Il racconto di Emilio Lavoretano sulle violenze subite in carcere è sconvolgente. Il 6 aprile 2020, mentre era detenuto nel carcere di Santa Maria Capua Vetere, l’uomo è stato vittima di pestaggi da parte degli agenti penitenziari. Lavoretano, che sta scontando una pena di 27 anni per l’omicidio della moglie, ha deciso di costituirsi parte civile nel processo che vede 105 persone imputate per questi episodi di violenza.

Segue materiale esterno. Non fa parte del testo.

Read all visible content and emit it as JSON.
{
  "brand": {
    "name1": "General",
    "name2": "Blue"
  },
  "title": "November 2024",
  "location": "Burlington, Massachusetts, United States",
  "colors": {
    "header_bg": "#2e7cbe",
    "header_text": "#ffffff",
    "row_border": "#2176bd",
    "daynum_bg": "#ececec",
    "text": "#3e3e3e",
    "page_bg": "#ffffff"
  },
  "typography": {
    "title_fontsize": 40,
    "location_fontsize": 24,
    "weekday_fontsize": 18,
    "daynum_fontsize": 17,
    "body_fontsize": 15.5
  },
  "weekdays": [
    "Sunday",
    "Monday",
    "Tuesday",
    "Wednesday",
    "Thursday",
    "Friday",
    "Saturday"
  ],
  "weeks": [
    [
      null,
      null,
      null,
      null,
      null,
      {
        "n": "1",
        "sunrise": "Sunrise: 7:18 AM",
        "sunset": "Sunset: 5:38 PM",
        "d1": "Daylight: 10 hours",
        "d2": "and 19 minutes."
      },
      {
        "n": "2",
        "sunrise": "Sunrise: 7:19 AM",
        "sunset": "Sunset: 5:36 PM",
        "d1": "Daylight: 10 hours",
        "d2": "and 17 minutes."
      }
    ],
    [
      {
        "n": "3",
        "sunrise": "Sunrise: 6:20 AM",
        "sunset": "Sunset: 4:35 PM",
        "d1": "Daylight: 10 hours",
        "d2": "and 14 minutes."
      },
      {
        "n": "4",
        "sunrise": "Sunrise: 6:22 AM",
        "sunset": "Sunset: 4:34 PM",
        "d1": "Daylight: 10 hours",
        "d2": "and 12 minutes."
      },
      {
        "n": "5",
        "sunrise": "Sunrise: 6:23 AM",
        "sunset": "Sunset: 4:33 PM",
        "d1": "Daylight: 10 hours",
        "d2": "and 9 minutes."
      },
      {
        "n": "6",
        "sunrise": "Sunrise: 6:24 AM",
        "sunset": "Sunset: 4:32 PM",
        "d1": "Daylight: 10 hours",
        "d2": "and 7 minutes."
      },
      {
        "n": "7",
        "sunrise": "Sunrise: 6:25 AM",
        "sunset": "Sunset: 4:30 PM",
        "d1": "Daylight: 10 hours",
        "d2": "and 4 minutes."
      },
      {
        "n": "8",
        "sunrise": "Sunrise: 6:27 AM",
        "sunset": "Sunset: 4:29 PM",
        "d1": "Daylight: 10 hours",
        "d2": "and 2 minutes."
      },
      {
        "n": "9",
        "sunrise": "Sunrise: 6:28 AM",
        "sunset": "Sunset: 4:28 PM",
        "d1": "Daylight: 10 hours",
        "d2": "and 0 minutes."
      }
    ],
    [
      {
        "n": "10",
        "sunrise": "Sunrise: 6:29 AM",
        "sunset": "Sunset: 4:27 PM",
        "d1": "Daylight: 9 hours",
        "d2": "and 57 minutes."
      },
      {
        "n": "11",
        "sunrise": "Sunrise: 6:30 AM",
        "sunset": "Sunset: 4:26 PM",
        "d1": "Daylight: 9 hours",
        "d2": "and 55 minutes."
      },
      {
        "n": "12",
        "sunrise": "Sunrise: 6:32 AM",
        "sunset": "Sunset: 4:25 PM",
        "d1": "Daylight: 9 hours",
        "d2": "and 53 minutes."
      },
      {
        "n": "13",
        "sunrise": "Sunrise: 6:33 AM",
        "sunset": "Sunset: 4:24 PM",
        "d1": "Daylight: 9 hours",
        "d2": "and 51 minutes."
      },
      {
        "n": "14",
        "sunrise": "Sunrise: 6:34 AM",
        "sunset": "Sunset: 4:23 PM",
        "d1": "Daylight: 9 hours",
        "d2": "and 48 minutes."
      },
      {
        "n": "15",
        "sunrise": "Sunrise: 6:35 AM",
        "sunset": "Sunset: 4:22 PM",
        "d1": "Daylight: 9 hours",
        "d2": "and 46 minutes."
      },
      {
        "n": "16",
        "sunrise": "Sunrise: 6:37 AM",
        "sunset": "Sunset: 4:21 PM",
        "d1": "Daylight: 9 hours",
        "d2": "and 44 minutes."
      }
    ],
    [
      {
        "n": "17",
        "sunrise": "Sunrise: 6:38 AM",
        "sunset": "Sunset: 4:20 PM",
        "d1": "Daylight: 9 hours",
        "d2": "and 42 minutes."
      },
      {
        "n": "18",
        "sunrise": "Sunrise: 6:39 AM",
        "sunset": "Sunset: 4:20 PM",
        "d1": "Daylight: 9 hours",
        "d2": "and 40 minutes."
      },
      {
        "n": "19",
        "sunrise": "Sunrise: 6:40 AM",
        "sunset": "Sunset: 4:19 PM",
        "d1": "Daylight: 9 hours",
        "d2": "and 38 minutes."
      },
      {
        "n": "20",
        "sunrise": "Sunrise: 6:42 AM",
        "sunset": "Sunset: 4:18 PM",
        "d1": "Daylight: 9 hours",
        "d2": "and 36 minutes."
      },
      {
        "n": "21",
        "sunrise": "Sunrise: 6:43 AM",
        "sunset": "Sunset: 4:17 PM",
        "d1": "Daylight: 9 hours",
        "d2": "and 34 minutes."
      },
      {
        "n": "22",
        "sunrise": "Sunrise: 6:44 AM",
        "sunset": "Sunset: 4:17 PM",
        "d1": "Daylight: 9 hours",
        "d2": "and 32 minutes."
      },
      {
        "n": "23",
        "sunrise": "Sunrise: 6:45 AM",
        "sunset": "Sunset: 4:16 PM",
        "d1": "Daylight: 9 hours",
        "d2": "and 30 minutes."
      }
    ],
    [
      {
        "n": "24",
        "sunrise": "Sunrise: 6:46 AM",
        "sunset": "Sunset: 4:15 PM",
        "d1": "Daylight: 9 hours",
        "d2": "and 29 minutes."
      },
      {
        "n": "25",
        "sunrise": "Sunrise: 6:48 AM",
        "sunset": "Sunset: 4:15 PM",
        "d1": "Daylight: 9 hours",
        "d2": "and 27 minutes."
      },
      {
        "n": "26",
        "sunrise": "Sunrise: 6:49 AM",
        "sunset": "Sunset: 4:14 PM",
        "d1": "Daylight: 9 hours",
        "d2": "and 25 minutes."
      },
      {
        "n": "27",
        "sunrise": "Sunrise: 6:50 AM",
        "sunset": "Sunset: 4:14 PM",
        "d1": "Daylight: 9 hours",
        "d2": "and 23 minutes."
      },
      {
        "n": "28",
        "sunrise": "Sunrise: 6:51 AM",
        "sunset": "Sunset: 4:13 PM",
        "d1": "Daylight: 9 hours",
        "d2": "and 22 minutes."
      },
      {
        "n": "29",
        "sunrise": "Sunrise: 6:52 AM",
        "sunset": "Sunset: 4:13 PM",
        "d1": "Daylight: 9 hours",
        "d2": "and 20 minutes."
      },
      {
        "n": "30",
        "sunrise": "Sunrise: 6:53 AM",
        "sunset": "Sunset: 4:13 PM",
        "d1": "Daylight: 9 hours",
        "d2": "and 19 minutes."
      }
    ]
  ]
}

Secondo il suo racconto, quel giorno degli agenti sono entrati nella sua cella con manganelli e il volto coperto da caschi e bandane. Lavoretano afferma di non averli riconosciuti e di aver subito un’aggressione brutale. “Fui colpito con un manganello sulla schiena e poi preso a schiaffi, passando da un agente all’altro come una pallina di ping pong nel corridoio”, dichiara.
Ciò che rende ancora più inquietante la testimonianza di Lavoretano è il fatto che il carcere sembrava essere preso in mano da agenti esterni, che si presentarono come provenienti da Secondigliano. Gli agenti in servizio sembravano inermi e non potevano fare nulla per fermare le violenze. Tuttavia, Lavoretano riconosce la buona volontà di alcuni di loro, come Biagio Braccio e Paolo Buro, che hanno cercato di aiutarlo nonostante le circostanze.
Questo processo, che vede numerosi agenti, funzionari del Dap e medici dell’Asl imputati, è di fondamentale importanza per far luce su questi episodi di violenza in carcere. Lavoretano ha deciso di parlare e di denunciare ciò che ha subito, nella speranza che giustizia sia fatta e che situazioni come queste non si ripetano in futuro.